The group had before called for a ban on ritual slaughter – which would effectively ban halal and kosher meat – while in 2015 Marine Le Pen was judged and cleared of inciting religious hatred after comparing Muslims praying in the street in 2010 to the Nazi occupation.
Bardella continued the party’s tirade against “political Islam”, descriptive more recently as a threat seeking to “conquer” France and “impose its own bans” on the French.
It’s the kind of rhetoric that is terribly out of step with everyday reality in France, said Hissam Khalfi, 23. “They are harming my France. They are trying to divide us,” he said. “I’m French; I feel French. Growing up here, there were people of all colors and backgrounds in my neighborhood; we never had any problems.”
He was confident voters would turn out in droves – surpassing the 51% who voted in the European elections – to support his version of France. “I’m not worried,” he said. “Some people are trying to divide us, but France will remain united.
The sentiment was echoed by Najat Khalef, 41, who pointed to the white headscarf she was wearing. “I go to work in my hijab and, I promise you, nobody says a word to me,” said Khalef, who was born in France. “Nobody ever even gave me a weird look.”
However, it’s a different story when she gets involved in the media, where there seems to be a constant buzz around her choice of clothing. “Only journalists and those who want power talk about it,” she said.
Following the results of the European Parliament elections, the rector of the Grand Mosque in Paris, Chems-Edin Hafez, railed against the failure of the country’s traditional political parties to tackle problems such as persistent unemployment, stagnant wages and rising living costs. By not doing so, they had “abandoned the field to those who sow division and hatred,” he wrote in his weekly post.
He added that the RN had taken advantage of this opening, casting Muslims and North Africans as “scapegoats, the symbols of everything perceived as threatening, as foreign, as incompatible with the supposed homogenous national identity”.
Mainstream politicians had done more than simply give way to the far right, Fatima Bent said, citing the many ways they had normalized far-right discourse, targeting Muslim women’s rights.
As a member of the feminist, anti-racist group Lallab, Bent is among those working to protect the rights and amplify the voices of Muslim women, offering a powerful counterpoint to measures such as burkini bans introduced by several French cities and last year’s school ban on abaya – the style of long, flowing dresses worn by some Muslim women.
There was no doubt for Bent that the results of the European Parliament elections and the specter of a far-right victory in the coming weeks opened another, potentially more dangerous front.
“For us Muslim women who have already experienced very difficult things under Hollande, under Macron, under Sarkozy, if the far-right intervenes, our experiences will be more pronounced, more violent,” she said. “This is a fascist change that could cost us, as Muslim women, our rights, our mental health and our lives.”
With polls suggesting Emmanuel Macron’s centrist Revival party will lose to blocs on the left and far right, it’s anyone’s guess what lies ahead for France, Sylvie Nedgar said as she waited with her 19-year-old daughter to catch a tram in the center of Lyon. “But it has already split the country in two,” she said, pointing to far-right protests hundreds of thousands people across France in recent days.

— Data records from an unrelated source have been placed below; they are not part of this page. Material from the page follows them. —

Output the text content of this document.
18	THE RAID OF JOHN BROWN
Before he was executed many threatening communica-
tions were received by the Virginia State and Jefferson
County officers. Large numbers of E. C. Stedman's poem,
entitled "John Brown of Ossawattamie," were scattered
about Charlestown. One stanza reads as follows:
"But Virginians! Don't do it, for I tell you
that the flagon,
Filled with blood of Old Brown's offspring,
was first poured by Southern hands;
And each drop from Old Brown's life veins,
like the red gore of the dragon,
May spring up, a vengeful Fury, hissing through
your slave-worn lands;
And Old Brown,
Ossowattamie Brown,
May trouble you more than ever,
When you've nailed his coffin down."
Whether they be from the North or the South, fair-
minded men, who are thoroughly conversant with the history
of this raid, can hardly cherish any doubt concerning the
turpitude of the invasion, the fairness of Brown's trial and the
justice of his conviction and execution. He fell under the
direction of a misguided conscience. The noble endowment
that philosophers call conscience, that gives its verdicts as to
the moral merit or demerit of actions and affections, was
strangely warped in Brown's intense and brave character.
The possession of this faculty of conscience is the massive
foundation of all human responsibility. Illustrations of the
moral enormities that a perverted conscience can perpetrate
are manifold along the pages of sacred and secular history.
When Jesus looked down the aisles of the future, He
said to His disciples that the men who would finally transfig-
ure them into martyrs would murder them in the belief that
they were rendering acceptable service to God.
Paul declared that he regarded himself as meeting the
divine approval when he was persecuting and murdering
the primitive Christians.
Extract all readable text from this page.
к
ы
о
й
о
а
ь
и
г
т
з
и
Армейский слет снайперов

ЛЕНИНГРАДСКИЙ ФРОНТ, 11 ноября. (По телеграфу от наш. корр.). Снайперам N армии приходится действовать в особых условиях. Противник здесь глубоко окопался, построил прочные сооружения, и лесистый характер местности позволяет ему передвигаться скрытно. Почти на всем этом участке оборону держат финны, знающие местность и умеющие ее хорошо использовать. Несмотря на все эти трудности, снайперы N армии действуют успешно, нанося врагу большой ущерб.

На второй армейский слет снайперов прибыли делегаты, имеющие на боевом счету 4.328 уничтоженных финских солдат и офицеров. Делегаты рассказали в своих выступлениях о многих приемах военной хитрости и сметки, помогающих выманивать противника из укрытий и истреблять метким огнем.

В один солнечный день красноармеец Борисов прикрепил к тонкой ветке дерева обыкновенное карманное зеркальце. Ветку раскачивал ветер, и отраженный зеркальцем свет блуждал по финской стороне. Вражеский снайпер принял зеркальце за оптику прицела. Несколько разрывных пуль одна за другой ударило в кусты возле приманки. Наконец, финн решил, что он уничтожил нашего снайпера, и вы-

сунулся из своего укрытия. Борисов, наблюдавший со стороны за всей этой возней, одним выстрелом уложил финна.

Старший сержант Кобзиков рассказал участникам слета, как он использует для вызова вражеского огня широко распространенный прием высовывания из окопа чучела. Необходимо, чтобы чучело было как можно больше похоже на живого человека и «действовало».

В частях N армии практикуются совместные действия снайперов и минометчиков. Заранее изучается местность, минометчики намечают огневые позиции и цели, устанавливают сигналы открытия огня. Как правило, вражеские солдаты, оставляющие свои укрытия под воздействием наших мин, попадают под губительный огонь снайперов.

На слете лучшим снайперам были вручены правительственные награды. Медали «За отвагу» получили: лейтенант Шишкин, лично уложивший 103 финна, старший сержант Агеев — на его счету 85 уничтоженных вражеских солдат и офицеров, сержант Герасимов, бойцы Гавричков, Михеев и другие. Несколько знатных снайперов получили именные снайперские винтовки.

In a debate in 2022, Macron suggested to Le Pen that the idea of banning the hijab in public could spark a “civil war”. Two years later, Nedgar, who grew up in a family whose roots stretch from Algeria to France and where Christian and Muslim traditions mix easily, said tensions had swelled to a point where the threat was impossible to ignore.
“We risk taking a huge step backwards,” she said. “Covid was really nothing compared to that. The real challenge is this moment, right now.”